La dura polemica conseguente alla conoscenza da parte delle amministrazioni di quanto sarebbe stato pesante da gestire questa ondata di maltempo purtroppo o per fortuna tra qualche settimana sarà solo un ricordo e dopo fiumi di inchiostro, confronti su facebook e finanche alla rottura di qualche amicizia nulla su cui lavorare e riflettere seriamente probabilmente rimarrà.

Il vero problema è quello del rapporto tra le amministrazioni ed i propri amministrati.

Specialmente in molti piccoli centri il rapporto tra gli amministratori, che dovrebbero adottare il metodo del “buon padre di famiglia”, e i cittadini stessi, ha subito una involuzione che rende pesantemente negativo il risultato finale. Nei piccoli centri si è perso il senso del valore del ruolo dell'amministratore e lo si è confuso malamente con il ruolo probabilmente più ambito di politico che decide ciò che decide perchè sono stato eletto. Non su tutti gli argomenti è così.

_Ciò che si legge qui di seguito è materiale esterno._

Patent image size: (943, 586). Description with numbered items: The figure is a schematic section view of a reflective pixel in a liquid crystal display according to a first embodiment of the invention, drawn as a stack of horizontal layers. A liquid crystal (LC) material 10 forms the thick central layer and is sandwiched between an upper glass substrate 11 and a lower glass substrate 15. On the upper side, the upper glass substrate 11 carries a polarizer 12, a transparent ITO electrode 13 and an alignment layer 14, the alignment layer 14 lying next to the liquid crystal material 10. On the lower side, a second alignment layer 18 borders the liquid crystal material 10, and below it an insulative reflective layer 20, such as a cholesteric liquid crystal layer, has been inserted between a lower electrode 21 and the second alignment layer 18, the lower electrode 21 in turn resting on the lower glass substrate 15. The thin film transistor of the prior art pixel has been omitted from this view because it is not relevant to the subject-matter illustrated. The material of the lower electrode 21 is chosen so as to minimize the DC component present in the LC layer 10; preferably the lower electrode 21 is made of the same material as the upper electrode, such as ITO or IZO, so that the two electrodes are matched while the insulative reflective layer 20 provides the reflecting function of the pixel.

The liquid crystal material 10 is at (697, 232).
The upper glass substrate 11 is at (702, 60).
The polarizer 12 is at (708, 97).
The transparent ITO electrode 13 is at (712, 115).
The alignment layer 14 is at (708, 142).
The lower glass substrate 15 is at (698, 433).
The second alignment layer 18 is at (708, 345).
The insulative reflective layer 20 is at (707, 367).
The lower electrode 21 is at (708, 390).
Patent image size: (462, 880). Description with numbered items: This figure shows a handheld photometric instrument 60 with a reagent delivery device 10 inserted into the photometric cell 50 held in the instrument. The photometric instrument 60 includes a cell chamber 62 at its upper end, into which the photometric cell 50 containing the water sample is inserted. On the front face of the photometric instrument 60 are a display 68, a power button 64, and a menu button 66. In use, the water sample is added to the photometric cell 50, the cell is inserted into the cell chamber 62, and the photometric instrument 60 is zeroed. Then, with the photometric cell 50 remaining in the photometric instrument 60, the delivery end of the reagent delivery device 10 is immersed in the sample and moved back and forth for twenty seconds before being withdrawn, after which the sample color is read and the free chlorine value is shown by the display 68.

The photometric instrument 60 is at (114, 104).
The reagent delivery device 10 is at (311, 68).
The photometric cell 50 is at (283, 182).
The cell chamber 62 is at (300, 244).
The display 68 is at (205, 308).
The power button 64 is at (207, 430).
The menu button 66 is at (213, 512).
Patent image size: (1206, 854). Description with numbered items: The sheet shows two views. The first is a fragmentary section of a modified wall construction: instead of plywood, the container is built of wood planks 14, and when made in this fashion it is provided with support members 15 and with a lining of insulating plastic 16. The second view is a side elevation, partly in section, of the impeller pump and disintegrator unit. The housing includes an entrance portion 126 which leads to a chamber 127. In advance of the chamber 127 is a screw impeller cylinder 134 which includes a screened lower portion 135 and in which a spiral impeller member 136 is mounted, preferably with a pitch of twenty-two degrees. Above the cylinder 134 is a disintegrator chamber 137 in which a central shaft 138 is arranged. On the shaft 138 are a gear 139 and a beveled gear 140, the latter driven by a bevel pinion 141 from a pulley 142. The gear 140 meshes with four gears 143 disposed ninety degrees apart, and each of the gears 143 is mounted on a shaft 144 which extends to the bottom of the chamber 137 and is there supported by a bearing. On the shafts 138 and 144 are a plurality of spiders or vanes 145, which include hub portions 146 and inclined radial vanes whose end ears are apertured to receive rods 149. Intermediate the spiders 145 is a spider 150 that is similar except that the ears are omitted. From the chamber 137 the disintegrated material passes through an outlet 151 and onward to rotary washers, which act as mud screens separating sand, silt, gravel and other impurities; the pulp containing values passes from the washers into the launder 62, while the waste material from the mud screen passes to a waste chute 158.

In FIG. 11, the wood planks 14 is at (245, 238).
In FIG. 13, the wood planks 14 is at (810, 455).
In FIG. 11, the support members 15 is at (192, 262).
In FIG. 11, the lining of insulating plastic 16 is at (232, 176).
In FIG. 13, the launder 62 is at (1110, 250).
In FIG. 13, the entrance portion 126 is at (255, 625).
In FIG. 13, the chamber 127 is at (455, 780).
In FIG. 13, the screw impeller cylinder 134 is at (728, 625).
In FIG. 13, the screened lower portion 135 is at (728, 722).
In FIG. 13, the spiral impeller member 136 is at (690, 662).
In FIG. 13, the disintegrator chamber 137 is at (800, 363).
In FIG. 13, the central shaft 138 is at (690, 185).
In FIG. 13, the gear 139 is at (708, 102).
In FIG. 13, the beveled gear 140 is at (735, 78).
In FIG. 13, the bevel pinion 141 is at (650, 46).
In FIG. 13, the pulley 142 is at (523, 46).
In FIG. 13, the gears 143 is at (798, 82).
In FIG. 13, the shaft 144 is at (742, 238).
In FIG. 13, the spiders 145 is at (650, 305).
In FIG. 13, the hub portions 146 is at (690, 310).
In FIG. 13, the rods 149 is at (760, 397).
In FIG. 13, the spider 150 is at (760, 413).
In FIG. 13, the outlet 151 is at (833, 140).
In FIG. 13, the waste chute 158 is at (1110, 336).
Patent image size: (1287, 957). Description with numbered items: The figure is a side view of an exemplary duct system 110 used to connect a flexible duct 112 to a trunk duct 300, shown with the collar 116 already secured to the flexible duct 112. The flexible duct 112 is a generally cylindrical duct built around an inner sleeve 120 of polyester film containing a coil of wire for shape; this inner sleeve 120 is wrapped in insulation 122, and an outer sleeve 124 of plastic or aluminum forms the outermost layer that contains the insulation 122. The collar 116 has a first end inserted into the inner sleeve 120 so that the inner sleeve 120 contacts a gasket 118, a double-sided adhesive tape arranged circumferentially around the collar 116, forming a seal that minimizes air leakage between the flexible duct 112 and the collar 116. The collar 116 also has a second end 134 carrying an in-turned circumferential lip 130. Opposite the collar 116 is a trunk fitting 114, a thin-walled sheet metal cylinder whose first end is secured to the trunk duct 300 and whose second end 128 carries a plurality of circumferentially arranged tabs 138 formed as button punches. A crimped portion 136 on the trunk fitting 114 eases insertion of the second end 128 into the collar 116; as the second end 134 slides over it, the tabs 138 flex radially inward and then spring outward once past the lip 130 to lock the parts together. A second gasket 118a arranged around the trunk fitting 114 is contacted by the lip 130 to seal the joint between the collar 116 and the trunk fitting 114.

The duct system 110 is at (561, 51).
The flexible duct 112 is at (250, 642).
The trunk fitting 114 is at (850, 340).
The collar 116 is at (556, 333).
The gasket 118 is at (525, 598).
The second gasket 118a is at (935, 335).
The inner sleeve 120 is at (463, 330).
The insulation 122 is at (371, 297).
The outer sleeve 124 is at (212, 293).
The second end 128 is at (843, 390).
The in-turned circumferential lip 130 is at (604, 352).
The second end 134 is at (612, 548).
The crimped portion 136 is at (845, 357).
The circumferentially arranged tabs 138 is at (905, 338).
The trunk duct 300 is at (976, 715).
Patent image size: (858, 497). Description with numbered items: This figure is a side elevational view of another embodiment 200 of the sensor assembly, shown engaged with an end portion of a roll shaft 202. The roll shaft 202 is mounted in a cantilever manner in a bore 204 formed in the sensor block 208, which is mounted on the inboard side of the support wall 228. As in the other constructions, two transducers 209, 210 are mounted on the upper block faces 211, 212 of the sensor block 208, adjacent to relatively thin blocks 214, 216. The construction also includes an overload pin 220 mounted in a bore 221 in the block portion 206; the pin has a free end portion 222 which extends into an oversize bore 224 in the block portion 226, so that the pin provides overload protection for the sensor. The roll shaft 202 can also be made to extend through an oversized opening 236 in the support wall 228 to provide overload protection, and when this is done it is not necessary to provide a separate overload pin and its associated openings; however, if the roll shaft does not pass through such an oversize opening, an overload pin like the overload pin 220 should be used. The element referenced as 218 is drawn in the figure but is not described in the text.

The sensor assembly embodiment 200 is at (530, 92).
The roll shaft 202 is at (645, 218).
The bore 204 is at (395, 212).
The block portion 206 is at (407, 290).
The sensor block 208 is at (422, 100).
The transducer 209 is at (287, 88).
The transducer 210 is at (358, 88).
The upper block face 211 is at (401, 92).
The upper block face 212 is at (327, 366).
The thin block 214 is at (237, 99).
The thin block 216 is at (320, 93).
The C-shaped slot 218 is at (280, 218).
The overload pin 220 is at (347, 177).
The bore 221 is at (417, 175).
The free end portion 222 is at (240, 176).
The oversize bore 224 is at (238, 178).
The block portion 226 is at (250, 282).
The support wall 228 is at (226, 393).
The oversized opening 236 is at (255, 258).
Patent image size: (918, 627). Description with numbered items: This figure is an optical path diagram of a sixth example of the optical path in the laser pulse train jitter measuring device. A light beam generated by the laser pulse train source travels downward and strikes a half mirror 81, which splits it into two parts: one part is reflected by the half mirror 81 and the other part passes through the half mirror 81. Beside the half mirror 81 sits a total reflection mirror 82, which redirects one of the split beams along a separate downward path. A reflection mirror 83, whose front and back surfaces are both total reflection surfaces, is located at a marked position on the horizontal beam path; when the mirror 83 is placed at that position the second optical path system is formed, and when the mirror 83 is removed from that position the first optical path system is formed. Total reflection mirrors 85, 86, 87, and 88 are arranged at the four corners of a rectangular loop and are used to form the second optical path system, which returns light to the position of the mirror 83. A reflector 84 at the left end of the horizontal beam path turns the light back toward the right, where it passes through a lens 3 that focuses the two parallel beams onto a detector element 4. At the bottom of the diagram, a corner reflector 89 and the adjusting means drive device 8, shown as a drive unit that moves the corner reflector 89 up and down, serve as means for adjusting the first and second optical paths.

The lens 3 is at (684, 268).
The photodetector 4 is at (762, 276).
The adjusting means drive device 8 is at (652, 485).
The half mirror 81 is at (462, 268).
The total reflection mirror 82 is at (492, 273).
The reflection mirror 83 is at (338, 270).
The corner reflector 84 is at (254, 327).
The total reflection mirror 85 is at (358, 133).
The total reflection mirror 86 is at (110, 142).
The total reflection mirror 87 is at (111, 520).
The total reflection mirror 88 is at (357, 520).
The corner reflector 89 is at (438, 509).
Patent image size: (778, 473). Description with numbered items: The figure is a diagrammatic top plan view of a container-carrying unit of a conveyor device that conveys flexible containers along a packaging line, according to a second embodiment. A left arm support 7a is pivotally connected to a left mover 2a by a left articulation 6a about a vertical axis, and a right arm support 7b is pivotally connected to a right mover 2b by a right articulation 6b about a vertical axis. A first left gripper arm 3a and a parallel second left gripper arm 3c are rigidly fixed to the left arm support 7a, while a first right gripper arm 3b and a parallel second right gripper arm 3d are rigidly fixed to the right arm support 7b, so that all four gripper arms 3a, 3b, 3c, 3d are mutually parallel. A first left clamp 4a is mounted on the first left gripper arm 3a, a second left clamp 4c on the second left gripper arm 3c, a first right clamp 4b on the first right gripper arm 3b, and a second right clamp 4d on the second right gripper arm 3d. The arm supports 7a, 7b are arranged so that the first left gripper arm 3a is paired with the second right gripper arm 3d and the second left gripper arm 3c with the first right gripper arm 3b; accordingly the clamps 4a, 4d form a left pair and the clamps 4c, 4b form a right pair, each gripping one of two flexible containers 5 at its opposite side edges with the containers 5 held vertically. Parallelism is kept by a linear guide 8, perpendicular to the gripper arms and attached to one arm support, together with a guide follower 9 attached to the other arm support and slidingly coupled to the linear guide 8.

Mi spiego meglio cercando di essere più comprensibile. Quando si è basata, non da oggi ma da decenni, la fortuna elettorale di questa o dell'altra compagine che si confronta per le amministrative sul soddisfacimento di esigenze in gran parti rientranti nella sfera personale e dei singoli, non ci si può stupire quando poi ci si ritrova in una comunità in cui il senso civico latita.

Dopo decenni in cui il valore dei singoli amministratori è stato misurato con il metro della disponibilità a far scegliere al cittadino il loculo al cimitero piuttosto che la possibilità di abusivismi se non di utilizzo di aree demaniali e quanto altro rientri nella pratica della filosofia del “bene singolo maggioritario”; dopo decenni in cui ci si è dimenticati di esercitare alcune delle prerogative di controllo ed azione proprie del ruolo di amministratore creando discrimini tra i cittadini; dopo decenni di teste girate distrattamente verso altre direzioni; dopo decenni passati ad abbassare il livello della possibilità di socializzazionelibera nel proprio comune mettendo in atto tutte le possibili azioni sino al sistematico controllo dell'associazionismo anche a scopo di volontariato; probabilmente non si è in grado di comprendere quando è il caso di richiedere l'aiuto della cittadinanza.

Richiedere l'aiuto della cittadinanza, atto motivato e giustificato abbondantemente dalle premesse e dai ripetuti allarmi sulle condizioni meteo che oggi stiamo subendo, implica l'azione principale di mostrare umiltà e soprattutto limita, in seguito, la possibilità di scaricare eventuali responsabilità derivanti dall'inadeguatezza al momento. Ci si ritrova ad essere prigionieri di un ruolo di “super amministratore che non deve chiedere mai” sennò si corre il rischio di mostrare debolezza.

Ci si nasconde dietro una presunta mancanza di senso civico della cittadinanza. Potrà essere anche vero. Ma la prova provata di tale ammissione sarebbe quella di richiedere l'aiuto della cittadinanza e all'eventuale rifiuto poter esprimere un giudizio così pesante.

Credo proprio che in momenti come questo che stiamo vivendo sarebbe utile ed opportuno, proprio per rafforzare lo spirito di solidarietà e di appartenenza di una comunità, specialmente se piccola, fare questo piccolissimo gesto di umiltà politica e soprattutto personale.

Ammettere che in momenti così particolari, in cui gli avvenimenti si possono accavallare sino a poter creare problemi ancor più grandi di quelli che si è chiamati a risolvere, si ha bisogno di un aiuto dalla comunità per la comunità stessa non è assolutamente un segno di debolezza, anzi, è un segno di grande forza morale oltre che di vero rispetto.